Der Fachkräftemangel zwingt zum Handeln

Ihren Angaben zufolge, die auf Daten von 2017 basieren, liegt der Anteil der Beschäftigten, die mit Unterstützung ihres Arbeitgebers eine Weiterbildung erhalten, in Kleinbetrieben mit bis zu 19 Beschäftigten bei 29 Prozent – in größeren Betrieben mit mehr als 500 Beschäftigten aber bei 47 Prozent. Der Anteil der Betriebe, die ihren Mitarbeitern Weiterbildungsmaßnahmen anbieten oder die Teilnahme daran fördern, liegt unter den Kleinbetrieben bei etwa 50 Prozent, in größeren Betrieben mit mehr als 250 Beschäftigten jedoch bei fast 100 Prozent. Vor dem Hintergrund des Fachkräftemangels sprach Hoffmeister-Kraut von einem „enormen Druck“, das Potenzial auszuschöpfen.

Ziel sind dauerhafte Qualifizierungsverbünde

Das Bildungswerk der baden-württembergischen Wirtschaft wurde beauftragt, die Qualifizierungsverbünde zu etablieren. Verbundmanager sollen als Lotsen die Bedarfe identifizieren und mit den Unternehmen passende Maßnahmen erarbeiten. Erste Anfragen aus der Mitgliedschaft der Verbände deuteten auf ein „beachtliches Interesse“ an dem Konzept hin, sagte der Geschäftsführer des Bildungswerks, Stefan Küpper. Verstärkt geschult werden sollen nicht nur Fach- und Führungskräfte, sondern auch an- und ungelernte Beschäftigte – in Einzelfällen Arbeitslose und Jugendliche ohne Ausbildung.

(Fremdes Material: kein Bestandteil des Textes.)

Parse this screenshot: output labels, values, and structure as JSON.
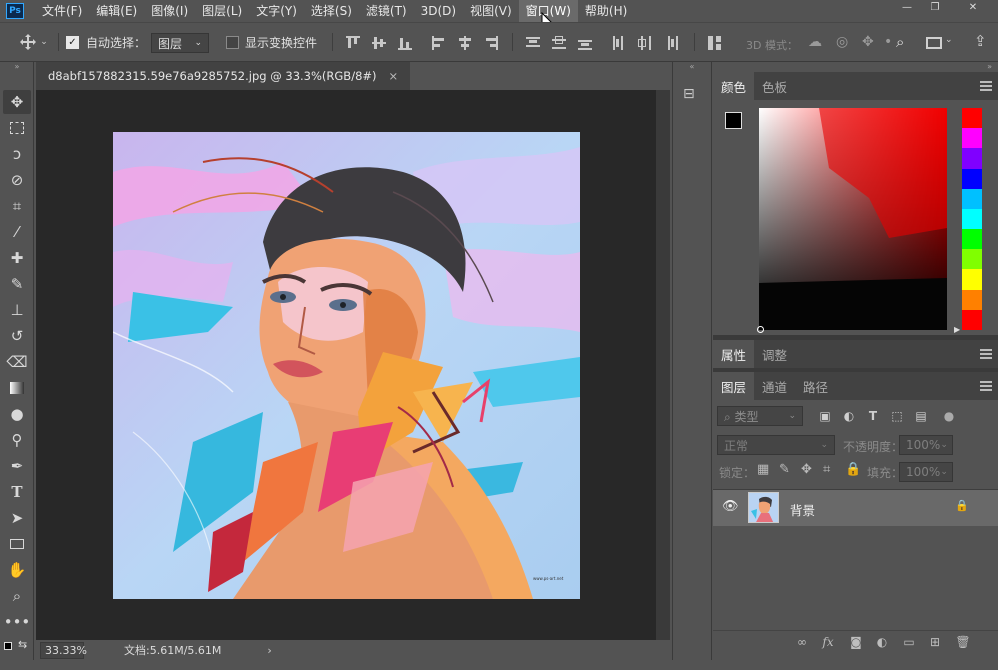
{
  "app": {
    "logo": "Ps"
  },
  "menubar": {
    "items": [
      "文件(F)",
      "编辑(E)",
      "图像(I)",
      "图层(L)",
      "文字(Y)",
      "选择(S)",
      "滤镜(T)",
      "3D(D)",
      "视图(V)",
      "窗口(W)",
      "帮助(H)"
    ],
    "hovered_index": 9
  },
  "window_controls": {
    "minimize": "—",
    "restore": "❐",
    "close": "✕"
  },
  "options_bar": {
    "auto_select_label": "自动选择：",
    "auto_select_checked": true,
    "auto_select_target": "图层",
    "show_transform_label": "显示变换控件",
    "show_transform_checked": false,
    "mode_3d_label": "3D 模式："
  },
  "document": {
    "tab_title": "d8abf157882315.59e76a9285752.jpg @ 33.3%(RGB/8#)",
    "close_glyph": "×",
    "artwork_caption": "www.ps-art.net"
  },
  "status_bar": {
    "zoom": "33.33%",
    "doc_size": "文档:5.61M/5.61M",
    "arrow": "›"
  },
  "panels": {
    "color_tabs": [
      "颜色",
      "色板"
    ],
    "properties_tabs": [
      "属性",
      "调整"
    ],
    "layers_tabs": [
      "图层",
      "通道",
      "路径"
    ],
    "filter_kind": "类型",
    "blend_mode": "正常",
    "opacity_label": "不透明度：",
    "opacity_value": "100%",
    "lock_label": "锁定：",
    "fill_label": "填充：",
    "fill_value": "100%",
    "layer": {
      "name": "背景",
      "visible": true,
      "locked": true
    }
  },
  "colors": {
    "foreground": "#000000",
    "background": "#ffffff",
    "hue_strip": [
      "#ff0000",
      "#ff00ff",
      "#8000ff",
      "#0000ff",
      "#00c0ff",
      "#00ffff",
      "#00ff00",
      "#80ff00",
      "#ffff00",
      "#ff8000",
      "#ff0000"
    ]
  }
}
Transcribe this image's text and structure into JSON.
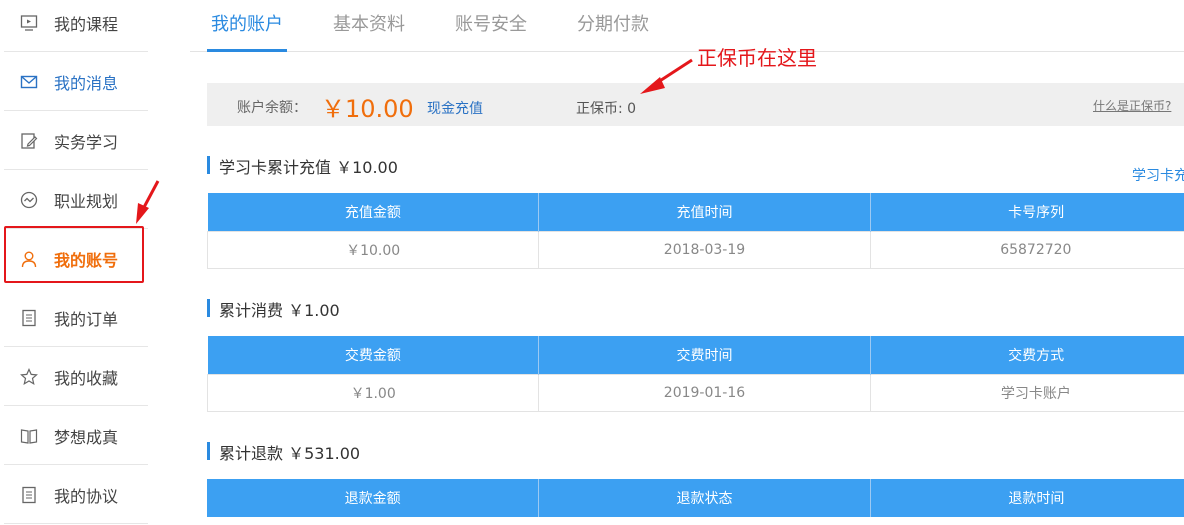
{
  "sidebar": {
    "items": [
      {
        "label": "我的课程",
        "icon": "monitor-play-icon"
      },
      {
        "label": "我的消息",
        "icon": "envelope-icon"
      },
      {
        "label": "实务学习",
        "icon": "edit-icon"
      },
      {
        "label": "职业规划",
        "icon": "trend-circle-icon"
      },
      {
        "label": "我的账号",
        "icon": "user-icon"
      },
      {
        "label": "我的订单",
        "icon": "document-icon"
      },
      {
        "label": "我的收藏",
        "icon": "star-icon"
      },
      {
        "label": "梦想成真",
        "icon": "open-book-icon"
      },
      {
        "label": "我的协议",
        "icon": "document-icon"
      }
    ],
    "active_index": 4
  },
  "tabs": [
    "我的账户",
    "基本资料",
    "账号安全",
    "分期付款"
  ],
  "balance": {
    "label": "账户余额：",
    "amount": "￥10.00",
    "recharge_link": "现金充值",
    "coin": "正保币: 0",
    "what_link": "什么是正保币?"
  },
  "annotation": "正保币在这里",
  "card": {
    "title": "学习卡累计充值 ￥10.00",
    "right_link": "学习卡充",
    "headers": [
      "充值金额",
      "充值时间",
      "卡号序列"
    ],
    "rows": [
      [
        "￥10.00",
        "2018-03-19",
        "65872720"
      ]
    ]
  },
  "consume": {
    "title": "累计消费 ￥1.00",
    "headers": [
      "交费金额",
      "交费时间",
      "交费方式"
    ],
    "rows": [
      [
        "￥1.00",
        "2019-01-16",
        "学习卡账户"
      ]
    ]
  },
  "refund": {
    "title": "累计退款 ￥531.00",
    "headers": [
      "退款金额",
      "退款状态",
      "退款时间"
    ]
  },
  "colors": {
    "accent": "#2a8ae0",
    "header_bg": "#3ca0f2",
    "amount": "#f06e0c",
    "annotation": "#e4171b"
  }
}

Das Projekt wird zunächst mit 2,1 Millionen Euro für zwei Jahre finanziert, die zu 50 Prozent von der Regionaldirektion Baden-Württemberg der Bundesagentur für Arbeit sowie zu je 25 Prozent vom Wirtschaftsministerium und den beiden Arbeitgeberverbänden kommen. Das Projekt wird wissenschaftlich begleitet und evaluiert sowie bei Bedarf verlängert. Ziel ist eine Verstetigung der Qualifizierungsverbünde ohne öffentliche Förderung.